In the first scene a beginning is made by the entrance of a single shepherd, grumpy, frost-bitten, and growling rebelliously against the probably widely resented practice of purveyance whereby a nobleman might exact from his farm-tenantry provisions and service for his needs, even though the farmer's own land should suffer from neglect in consequence. Thus he says,

No wonder, as it standys, if we be poore,
For the tylthe of oure landys lyys falow as the floore,
As ye ken.
We ar so hamyd[27],
For-taxed[28] and ramyd[29],
We ar mayde hand-tamyd,
Withe thyse gentlery men.
Thus they refe[30] us oure rest, Oure Lady theym wary[31]!
These men that ar lord-fest, thay cause the ploghe tary.
That men say is for the best we fynde it contrary.
Thus ar husbandys opprest, in pointe to myscary,
On lyfe.

By way of excuse for his grumblings he adds in conclusion,

It dos me good, as I walk thus by myn oone,
Of this warld for to talk in maner of mone.

The second shepherd, who enters next, has other grounds for discontent. He, poor man, has a vixen for a wife.

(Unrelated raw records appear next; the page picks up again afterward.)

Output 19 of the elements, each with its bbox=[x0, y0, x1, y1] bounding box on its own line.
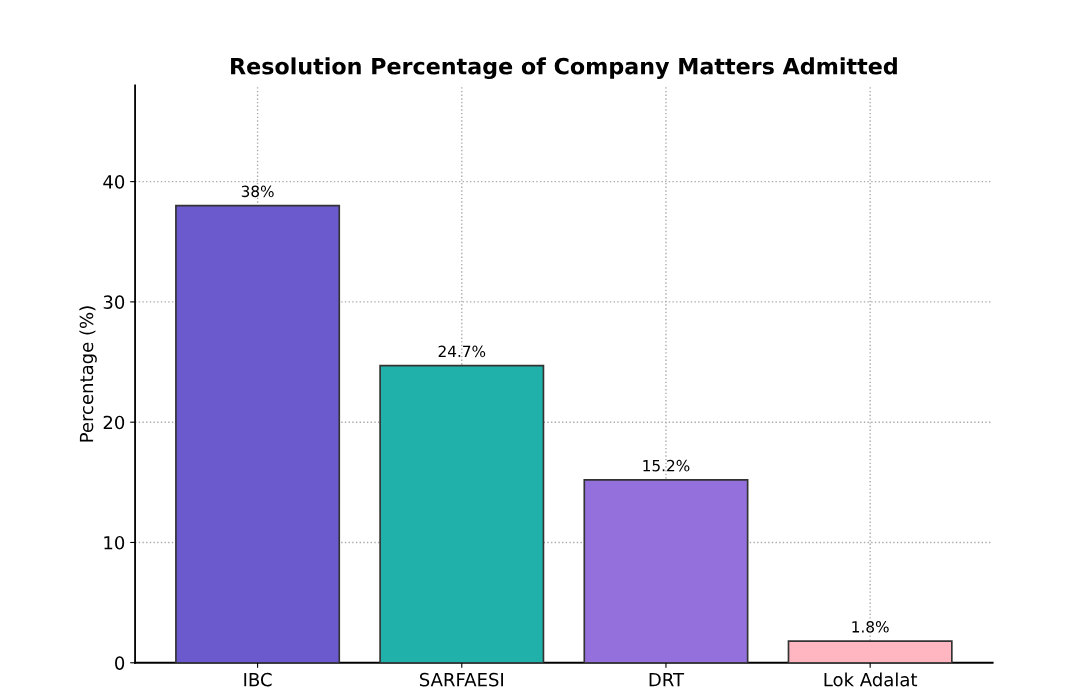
data-label: 24.7% bbox=[438, 345, 486, 358]
x-tick-label: DRT bbox=[649, 673, 685, 687]
x-tick-label: SARFAESI bbox=[419, 672, 503, 687]
bar bbox=[379, 364, 545, 663]
chart-title: Resolution Percentage of Company Matters Admitted bbox=[231, 57, 897, 80]
data-label: 38% bbox=[241, 185, 274, 198]
y-tick-label: 30 bbox=[103, 295, 125, 310]
bar bbox=[583, 479, 749, 663]
y-tick-label: 0 bbox=[115, 656, 125, 670]
data-label: 15.2% bbox=[643, 459, 690, 472]
x-tick-label: Lok Adalat bbox=[824, 672, 918, 687]
x-tick-label: IBC bbox=[244, 672, 272, 687]
bar bbox=[787, 640, 953, 663]
y-tick-label: 20 bbox=[103, 415, 125, 430]
data-label: 1.8% bbox=[852, 621, 889, 633]
bar bbox=[175, 204, 341, 663]
y-tick-label: 10 bbox=[104, 535, 125, 550]
y-tick-label: 40 bbox=[103, 175, 125, 189]
y-axis-title: Percentage (%) bbox=[79, 306, 97, 442]
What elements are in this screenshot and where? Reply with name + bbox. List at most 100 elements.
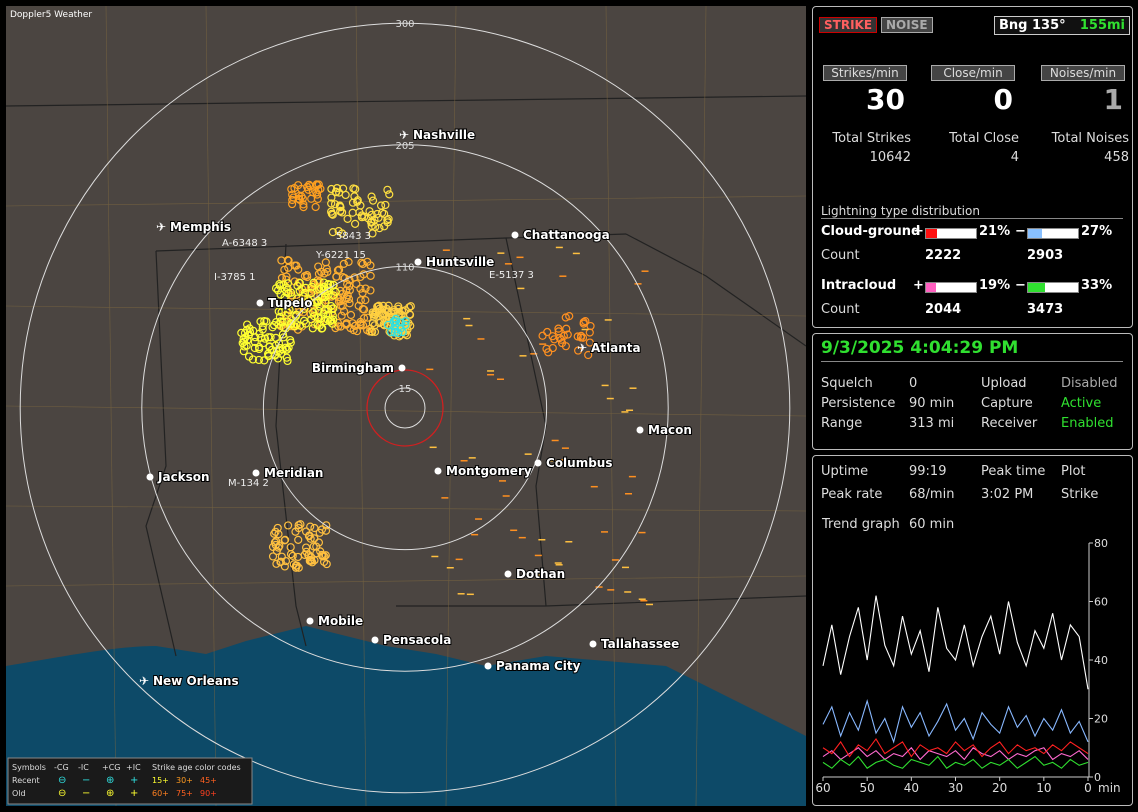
legend-icon: − bbox=[82, 788, 90, 799]
strike-marker bbox=[366, 261, 375, 270]
strike-marker bbox=[322, 559, 331, 569]
range-ring bbox=[384, 387, 426, 429]
strike-marker bbox=[336, 297, 345, 306]
airport-icon: ✈ bbox=[139, 674, 149, 688]
strike-marker bbox=[345, 275, 354, 284]
strike-marker bbox=[248, 355, 258, 364]
noise-button[interactable]: NOISE bbox=[881, 17, 933, 33]
storm-label: 5843 3 bbox=[336, 231, 371, 242]
strike-marker bbox=[368, 196, 378, 205]
strike-marker bbox=[561, 342, 571, 351]
legend-symbol: +CG bbox=[102, 763, 121, 772]
strike-marker bbox=[401, 317, 410, 326]
strike-dash bbox=[554, 562, 562, 564]
legend-icon: ⊕ bbox=[106, 775, 114, 786]
setting-text: Receiver bbox=[981, 416, 1038, 431]
strike-marker bbox=[281, 556, 291, 566]
strike-marker bbox=[327, 301, 336, 311]
legend-icon: − bbox=[82, 775, 90, 786]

As sharp as thystille, as rugh as a brere,
She is browyd lyke a brystylle, with a sowre loten chere;
Had she oones well hyr whystyll she couth syng fulle clere
Hyr pater noster.
She is as greatt as a whalle
She has a galon of galle.

Conversation opens between the two, but rapidly comes to a dispute. Fortunately the timely arrival of a third shepherd dissipates the cloud, and they are quite ready to hear his complaints—this time of wide-spreading floods—coupled with further reflections on the hard conditions of a shepherd's lot. By this time the circle is complete, and a good supper and song are produced to ratify the general harmony. But now enters the element of discord which forms the pivot of the second scene. Mak, a boorish fellow shrewdly suspected of sheep stealing, joins them, and, after some chaffing, is allowed to share their grassy bed. In the night he rises, picks out the finest ram from the flock, drives it home, and hides it in the cradle. He then returns to his place between two of the shepherds. As he foresaw, morning brings discovery, suspicion and search. The three shepherds proceed to Mak's home, only to be confronted with the well concocted story that his wife, having just become the mother of a sturdy son, must on no account be disturbed. On this point apparently a compromise is effected, the search to be executed on tip-toe, for the shepherds do somewhat poke and pry about, yet under so sharp a fire of abuse as to render them nervous of pressing their investigations too closely. Thus they pass the cradle by, and all would have gone well with Mak but for that same warm-heartedness of which we spoke earlier. They are already out of the house when a true Christmas thought flashes into the mind of one of them.

1st Shepherd. Gaf ye the chyld any thyng?